Digital hoarding has been on the rise in recent years, but only lately are scientists starting to examine the phenomenon more closely.
The term arose from its similarity to the hoarding of physical objects, a psychological disorder many of us are familiar with due to TV shows on the subject.
Digital hoarding is largely invisible but doesn’t mean that it doesn’t have significant repercussions.
Digital hoarding stems from many of the same mental causes that physical hoarding does:
- People fear losing something important that they may need later
- People don’t know how to organize their digital content
- Keeping digital content is faster and easier than sorting through it
While having a hundred browser tabs open or a thousand icons on the desktop may be simply annoying to some, digital hoarding does have some more impactful consequences.
- Excessive clutter makes it difficult to locate needed files or material
- Unneeded files take up hard drive space that could be used on more relevant material
- Digital hoarding can make tasks such as reading email feel more difficult or overwhelming
- In the workplace, large numbers of hoarders consume server space and electricity
This feeling of additional mental strain, and time lost on looking for needed information, are both important reasons to reduce digital hoarding in the workplace since it hurts productivity and performance.
This can seem especially difficult if the workplace has a culture where important communications and decisions are reached by email, and workers feel the need to store them and refer back to them.
But it’s not impossible to streamline your digital work life: in fact, it’s easy.
GTD Flowchart: The Heart of GTD is the Flowchart
With the Getting Things Done (GTD) system, decisions about what to keep and where to store it are made quickly, in real-time, following a few simple rules and principles.
Using this system helps people quickly identify what is important and what isn’t, and deal with it accordingly, preventing a bloated inbox and excessive or redundant file storage.
At the heart of GTD is the flowchart.
Using the GTD flowchart, “stuff” (emails, meeting notes, phone calls, messages, etc.) enters the system by way of a conceptual inbox.
As you review your inbox (either literally checking email and messages, or abstractly by reviewing your tasks, projects, and assignments), the first thing to decide is whether a communication is actionable or not.

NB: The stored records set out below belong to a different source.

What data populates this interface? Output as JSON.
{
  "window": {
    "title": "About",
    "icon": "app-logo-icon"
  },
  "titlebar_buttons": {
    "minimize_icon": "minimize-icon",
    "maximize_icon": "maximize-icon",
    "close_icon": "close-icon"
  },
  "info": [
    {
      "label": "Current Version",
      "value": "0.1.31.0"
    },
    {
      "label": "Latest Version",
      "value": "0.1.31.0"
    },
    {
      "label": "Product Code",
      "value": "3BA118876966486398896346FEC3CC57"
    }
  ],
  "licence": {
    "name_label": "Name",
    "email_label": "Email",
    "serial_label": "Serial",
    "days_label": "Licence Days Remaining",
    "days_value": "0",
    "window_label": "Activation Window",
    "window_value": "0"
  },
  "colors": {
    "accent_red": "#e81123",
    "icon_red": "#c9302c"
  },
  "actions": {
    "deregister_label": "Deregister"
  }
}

In other words, do you need to do something with that information?
If the answer is no, that stuff is either:
- Trash (throw it away immediately)
- Something to hold on to for future reference (make a reference folder and put it there)
- Something you may want to consider in the future (make a “someday” folder and put it there)
If the answer is yes, this is an actionable item, determine what the next step should be.
If it’s part of a larger project or an ongoing process, treat it accordingly and then determine what the next step should be.
Once you’ve determined the next step, if it takes less than two minutes, do it immediately
If the next step will take longer than two minutes, either:
- Delegate it to someone else
- Add it to your to-do list
- Schedule time to work on it
Following this process may not eliminate digital hoarding, but it may eliminate some of the more troublesome consequences of hoarding, such as not knowing where to find things, and losing time sorting through your own files.
It will also ease the mental strain of digital hoarding, by focusing the mind on what actions need to be taken and reducing the feeling of being overwhelmed.
Use a GTD App Along with GTD Flowchart
Using a GTD App along with the GTD flowchart is a great way to get organized and stay organized.
A GTD app will help turn all that “stuff” into actions that are clear, organized, and visual, so it’s easy to see what’s Now and what’s Next.
A GTD app also makes it easy to prioritize, re-prioritize, schedule, and delegate tasks, so that no matter how much stuff comes in, you can stay on top of it.
Once you’ve used GTD to get you on top of your email, here are some other ways to reduce digital clutter and restore order to your digital life:
- Use rules and filters. Using email rules and filters, you can send certain kinds of files directly to their respective folders without taking the time to look at them and sort them manually.
- Use archives and empty the trash. Use tools that move older messages into an archive and periodically empty your trash. Archiving reference material after 3 months and deleting trash after 6 months gives you ample time to refer back to it if needed, but saves storage space and reduces clutter.
- If you are a file or icon hoarder, gather everything up into a folder and put a date on it. As you actively use files or programs, move them out of that folder. After 6 months, throw away the folder; if you haven’t used it in 6 months, you don’t need it.
- If you’re like most people, digital photos are a huge source of clutter and excess storage, because they can be difficult to sort through and part with. It’s understandable to want to hold on to these, but it’s easier if you go through your recent photos every week and delete the bad ones. At least that way you’re not hoarding photos you didn’t want in the first place.
It’s actually easier than you think to get organized and stay organized, save time, and boost productivity in the process.
By applying some simple rules to what you will keep and what you will do, free yourself from having to look at, store, sort, or pay attention to too many things at once.
And using the right tools and technology will help get you there.